SAC Web Application defined to handle mobile application traffic.
Mobile Application passing in requests with query string parameters that reference internal domains.
When going through SAC, the Application would get the following error:
"Invalid 'redirect_uri' in query parameters returned"
The redirect_uri parameter is part of the OAuth request triggered by the mobile app.
SAC.
OAuth based mobile App configured to go via SAC Web Application.
SAC could not rewrite query string parameters.
SAC team updated Web Application to be able to rewrite query string parameters, but then the following settings needed to be configured for the query string parameters being referenced.
1. the Web application involved connectivity to two SAC Web Applications: WHen this happens, we need to 'Link' the two applications together so that rules can be applied across both Applications.
2. Add the query string parameter name to the Link translation custom rules section: In our case, the URLs referenced passed in both the redirect_uri and redirect_url parameters, and hence we needed to add both to the configuration.
With many of these Web Application rewriter issues, we need to understand how the application works without going through SAC, but simply going internally. When this happens, we see the following initial request.

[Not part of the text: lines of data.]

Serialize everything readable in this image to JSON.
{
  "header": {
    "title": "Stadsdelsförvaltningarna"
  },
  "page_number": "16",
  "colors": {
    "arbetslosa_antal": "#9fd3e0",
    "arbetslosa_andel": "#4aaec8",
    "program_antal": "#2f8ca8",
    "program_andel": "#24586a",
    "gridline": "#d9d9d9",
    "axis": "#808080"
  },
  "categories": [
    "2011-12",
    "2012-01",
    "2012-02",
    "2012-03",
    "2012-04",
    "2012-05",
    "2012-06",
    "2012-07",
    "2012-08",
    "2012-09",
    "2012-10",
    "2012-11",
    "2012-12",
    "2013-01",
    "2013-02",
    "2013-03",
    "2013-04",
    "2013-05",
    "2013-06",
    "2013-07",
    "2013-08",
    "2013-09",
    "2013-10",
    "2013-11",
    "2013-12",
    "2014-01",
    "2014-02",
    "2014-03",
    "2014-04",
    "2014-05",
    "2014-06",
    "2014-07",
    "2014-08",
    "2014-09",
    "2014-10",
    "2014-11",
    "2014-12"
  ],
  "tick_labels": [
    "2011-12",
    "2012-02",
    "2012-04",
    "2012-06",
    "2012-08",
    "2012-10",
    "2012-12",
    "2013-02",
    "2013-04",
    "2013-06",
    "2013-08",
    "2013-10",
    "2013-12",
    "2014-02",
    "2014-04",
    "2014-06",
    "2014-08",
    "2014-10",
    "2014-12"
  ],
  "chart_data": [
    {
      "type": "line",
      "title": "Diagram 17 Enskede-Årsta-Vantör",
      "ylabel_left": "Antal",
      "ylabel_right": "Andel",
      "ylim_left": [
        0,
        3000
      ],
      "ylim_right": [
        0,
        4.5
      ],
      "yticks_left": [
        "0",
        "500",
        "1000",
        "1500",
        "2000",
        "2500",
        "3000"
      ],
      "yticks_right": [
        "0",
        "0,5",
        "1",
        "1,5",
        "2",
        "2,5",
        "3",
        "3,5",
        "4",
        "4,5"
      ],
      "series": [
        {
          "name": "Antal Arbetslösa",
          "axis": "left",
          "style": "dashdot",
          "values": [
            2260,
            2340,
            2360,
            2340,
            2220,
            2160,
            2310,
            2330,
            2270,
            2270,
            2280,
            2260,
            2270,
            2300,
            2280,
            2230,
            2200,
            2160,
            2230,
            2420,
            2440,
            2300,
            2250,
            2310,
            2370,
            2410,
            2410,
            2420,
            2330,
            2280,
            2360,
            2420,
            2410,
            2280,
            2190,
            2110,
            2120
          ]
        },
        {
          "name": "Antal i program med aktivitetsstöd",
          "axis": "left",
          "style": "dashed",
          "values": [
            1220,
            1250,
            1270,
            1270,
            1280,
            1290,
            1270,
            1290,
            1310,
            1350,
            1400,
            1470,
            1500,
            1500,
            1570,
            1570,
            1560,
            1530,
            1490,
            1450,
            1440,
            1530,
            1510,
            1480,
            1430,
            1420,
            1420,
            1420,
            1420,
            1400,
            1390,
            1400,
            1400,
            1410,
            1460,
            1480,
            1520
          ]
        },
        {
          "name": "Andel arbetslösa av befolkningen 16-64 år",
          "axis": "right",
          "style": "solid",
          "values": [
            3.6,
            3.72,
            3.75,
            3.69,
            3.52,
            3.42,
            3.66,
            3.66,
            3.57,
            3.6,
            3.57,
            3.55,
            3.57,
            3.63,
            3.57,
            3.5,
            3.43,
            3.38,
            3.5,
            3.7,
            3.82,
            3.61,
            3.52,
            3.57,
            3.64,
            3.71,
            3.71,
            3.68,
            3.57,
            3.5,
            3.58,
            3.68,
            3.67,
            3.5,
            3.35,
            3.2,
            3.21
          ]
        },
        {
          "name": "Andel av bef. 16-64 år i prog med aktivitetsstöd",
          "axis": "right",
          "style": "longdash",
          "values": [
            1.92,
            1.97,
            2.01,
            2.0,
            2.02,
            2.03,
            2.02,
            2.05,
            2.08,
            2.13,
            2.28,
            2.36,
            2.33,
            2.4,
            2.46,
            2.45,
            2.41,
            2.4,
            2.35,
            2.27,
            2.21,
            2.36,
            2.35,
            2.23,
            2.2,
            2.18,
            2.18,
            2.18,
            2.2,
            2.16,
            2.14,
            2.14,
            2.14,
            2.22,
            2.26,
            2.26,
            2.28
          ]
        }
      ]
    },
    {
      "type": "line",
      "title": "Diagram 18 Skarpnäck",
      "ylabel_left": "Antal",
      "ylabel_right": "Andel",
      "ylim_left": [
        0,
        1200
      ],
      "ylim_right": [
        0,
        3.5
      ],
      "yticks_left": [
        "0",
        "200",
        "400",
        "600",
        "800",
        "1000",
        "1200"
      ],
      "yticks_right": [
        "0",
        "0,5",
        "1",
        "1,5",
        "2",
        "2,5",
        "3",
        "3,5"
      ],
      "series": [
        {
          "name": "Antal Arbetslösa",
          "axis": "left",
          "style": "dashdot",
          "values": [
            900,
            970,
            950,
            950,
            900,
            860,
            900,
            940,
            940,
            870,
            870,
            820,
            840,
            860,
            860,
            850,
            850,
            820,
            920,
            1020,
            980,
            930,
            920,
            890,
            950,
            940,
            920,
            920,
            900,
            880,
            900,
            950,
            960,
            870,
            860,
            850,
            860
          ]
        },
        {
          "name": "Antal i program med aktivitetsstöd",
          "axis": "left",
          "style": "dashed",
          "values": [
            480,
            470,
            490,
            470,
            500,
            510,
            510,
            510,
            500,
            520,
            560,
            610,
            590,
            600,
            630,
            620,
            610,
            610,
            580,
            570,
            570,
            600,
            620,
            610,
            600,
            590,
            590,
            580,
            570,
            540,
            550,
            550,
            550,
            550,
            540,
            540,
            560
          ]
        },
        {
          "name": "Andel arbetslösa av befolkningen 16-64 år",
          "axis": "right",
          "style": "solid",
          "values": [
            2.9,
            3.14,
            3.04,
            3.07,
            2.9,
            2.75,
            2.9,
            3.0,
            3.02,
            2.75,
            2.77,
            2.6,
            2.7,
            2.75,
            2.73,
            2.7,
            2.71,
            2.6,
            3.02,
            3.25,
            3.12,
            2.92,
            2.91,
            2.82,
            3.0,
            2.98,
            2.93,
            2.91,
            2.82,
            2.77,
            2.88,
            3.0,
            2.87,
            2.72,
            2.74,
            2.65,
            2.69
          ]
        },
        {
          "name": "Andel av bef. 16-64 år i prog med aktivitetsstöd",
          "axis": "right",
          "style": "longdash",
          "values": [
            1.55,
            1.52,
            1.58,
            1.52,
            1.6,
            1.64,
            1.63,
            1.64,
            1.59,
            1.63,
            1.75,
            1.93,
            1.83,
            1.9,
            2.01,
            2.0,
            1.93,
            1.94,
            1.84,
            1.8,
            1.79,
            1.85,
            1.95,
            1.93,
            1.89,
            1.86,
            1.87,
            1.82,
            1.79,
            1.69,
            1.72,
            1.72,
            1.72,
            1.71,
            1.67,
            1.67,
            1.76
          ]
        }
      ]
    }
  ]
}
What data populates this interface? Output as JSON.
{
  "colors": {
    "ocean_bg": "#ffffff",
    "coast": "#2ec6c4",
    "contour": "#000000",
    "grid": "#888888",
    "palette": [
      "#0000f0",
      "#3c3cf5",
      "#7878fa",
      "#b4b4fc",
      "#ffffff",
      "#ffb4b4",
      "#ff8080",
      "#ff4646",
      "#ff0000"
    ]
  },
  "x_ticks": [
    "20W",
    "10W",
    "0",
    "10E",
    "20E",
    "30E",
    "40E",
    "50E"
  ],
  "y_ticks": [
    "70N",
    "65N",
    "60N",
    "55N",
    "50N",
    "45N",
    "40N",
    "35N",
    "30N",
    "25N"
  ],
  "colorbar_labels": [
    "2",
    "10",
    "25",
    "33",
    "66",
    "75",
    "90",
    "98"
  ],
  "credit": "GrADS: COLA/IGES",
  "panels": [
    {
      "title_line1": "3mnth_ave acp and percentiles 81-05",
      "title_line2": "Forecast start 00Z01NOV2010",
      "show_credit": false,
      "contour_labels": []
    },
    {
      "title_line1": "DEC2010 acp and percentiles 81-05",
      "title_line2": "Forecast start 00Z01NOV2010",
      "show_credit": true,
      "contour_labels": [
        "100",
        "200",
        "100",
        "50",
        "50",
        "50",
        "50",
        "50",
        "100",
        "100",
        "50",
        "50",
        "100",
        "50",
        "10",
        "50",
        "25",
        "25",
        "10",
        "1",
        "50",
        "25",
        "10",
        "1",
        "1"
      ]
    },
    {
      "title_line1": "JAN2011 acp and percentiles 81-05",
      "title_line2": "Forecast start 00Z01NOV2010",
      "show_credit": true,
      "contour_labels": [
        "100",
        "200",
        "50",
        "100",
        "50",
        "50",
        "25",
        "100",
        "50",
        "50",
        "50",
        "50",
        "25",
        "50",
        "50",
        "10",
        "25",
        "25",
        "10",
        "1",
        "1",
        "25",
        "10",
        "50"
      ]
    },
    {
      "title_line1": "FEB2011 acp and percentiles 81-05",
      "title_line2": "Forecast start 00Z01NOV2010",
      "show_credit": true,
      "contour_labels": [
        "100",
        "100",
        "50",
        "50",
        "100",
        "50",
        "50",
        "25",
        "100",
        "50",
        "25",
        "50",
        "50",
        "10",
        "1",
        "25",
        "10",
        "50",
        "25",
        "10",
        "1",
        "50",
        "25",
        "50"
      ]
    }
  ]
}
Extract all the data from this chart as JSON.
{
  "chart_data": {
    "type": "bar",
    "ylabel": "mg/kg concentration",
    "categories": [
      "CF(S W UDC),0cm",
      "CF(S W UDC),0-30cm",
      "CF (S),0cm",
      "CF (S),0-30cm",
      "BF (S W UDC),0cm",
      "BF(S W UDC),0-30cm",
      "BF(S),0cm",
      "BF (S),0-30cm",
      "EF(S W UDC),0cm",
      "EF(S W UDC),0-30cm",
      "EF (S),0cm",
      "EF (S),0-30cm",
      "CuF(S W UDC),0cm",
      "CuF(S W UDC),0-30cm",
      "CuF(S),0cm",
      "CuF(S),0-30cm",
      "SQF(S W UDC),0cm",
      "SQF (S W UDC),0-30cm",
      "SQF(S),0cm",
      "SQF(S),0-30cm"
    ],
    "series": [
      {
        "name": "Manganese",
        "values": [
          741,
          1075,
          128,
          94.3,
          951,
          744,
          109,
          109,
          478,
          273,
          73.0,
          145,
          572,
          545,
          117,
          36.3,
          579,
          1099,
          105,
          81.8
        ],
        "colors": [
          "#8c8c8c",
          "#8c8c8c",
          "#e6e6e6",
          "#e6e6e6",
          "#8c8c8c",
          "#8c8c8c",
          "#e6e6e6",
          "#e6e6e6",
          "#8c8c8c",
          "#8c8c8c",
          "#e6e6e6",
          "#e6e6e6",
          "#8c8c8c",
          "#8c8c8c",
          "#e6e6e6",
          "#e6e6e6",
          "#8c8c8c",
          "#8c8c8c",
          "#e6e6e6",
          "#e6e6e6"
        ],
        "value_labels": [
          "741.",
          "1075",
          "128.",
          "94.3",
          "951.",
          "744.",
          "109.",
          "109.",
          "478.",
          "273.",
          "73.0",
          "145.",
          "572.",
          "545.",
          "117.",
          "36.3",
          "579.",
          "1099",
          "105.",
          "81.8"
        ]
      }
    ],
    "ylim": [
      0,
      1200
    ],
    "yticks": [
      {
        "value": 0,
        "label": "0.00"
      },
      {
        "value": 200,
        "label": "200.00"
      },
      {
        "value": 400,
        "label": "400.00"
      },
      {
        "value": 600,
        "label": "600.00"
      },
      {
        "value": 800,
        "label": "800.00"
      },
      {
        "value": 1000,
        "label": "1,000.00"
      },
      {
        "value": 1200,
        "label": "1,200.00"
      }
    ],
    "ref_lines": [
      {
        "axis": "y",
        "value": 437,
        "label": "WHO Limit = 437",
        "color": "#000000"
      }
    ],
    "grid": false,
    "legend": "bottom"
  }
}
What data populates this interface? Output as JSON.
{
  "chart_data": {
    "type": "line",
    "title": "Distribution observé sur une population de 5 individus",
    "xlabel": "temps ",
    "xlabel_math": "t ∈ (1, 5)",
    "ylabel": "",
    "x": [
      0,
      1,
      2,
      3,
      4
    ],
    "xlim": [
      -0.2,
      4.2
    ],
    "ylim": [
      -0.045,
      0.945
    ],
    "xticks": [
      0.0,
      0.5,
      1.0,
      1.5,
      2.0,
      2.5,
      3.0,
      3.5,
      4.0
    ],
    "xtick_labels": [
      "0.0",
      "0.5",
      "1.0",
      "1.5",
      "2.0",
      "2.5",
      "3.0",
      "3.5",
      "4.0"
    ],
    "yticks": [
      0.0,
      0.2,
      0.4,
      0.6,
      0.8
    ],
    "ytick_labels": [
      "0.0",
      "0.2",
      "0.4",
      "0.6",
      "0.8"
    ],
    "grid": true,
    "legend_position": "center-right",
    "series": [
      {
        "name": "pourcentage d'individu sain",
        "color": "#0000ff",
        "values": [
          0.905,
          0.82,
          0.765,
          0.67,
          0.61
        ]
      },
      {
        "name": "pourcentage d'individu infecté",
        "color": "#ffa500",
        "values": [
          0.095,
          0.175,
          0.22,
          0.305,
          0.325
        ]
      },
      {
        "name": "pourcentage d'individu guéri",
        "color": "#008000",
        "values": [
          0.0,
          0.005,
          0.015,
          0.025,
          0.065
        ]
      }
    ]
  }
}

https://cloud.teleyemen.com.ye/provisioning/authn/callback?redirect_url=https://cloud.teleyemen.com.ye/csp/gateway/portal&redirect_uri=https://cloud.teleyemen.com.ye/csp/gateway/portal
When going through the SAC Application, the response to the POST request to https://cloud.xxxx.com/SAAS/auth/saml/response (cloud.xxxx.com is the external name for the internal cmp host above) was a redirect to
https://cloud.xxxx.com/SAAS/auth/oauth2/authorize?response_type=code&state=aHR0cHM6Ly9jbG91ZC50ZWxleWVtZW4uY29tLnllL2NzcC9nYXRld2F5L3BvcnRhbA%3D%3D&client_id=provisioning-rpWr198yeUz7NgLx&redirect_uri=https%3A%2F%2Fcloud.xxxx.com%2Fprovisioning%2Fcore%2Fauthn%2Fcsp
which triggered the "Invalid 'redirect_uri' in query parameters returned" error due to the unrecognised domain.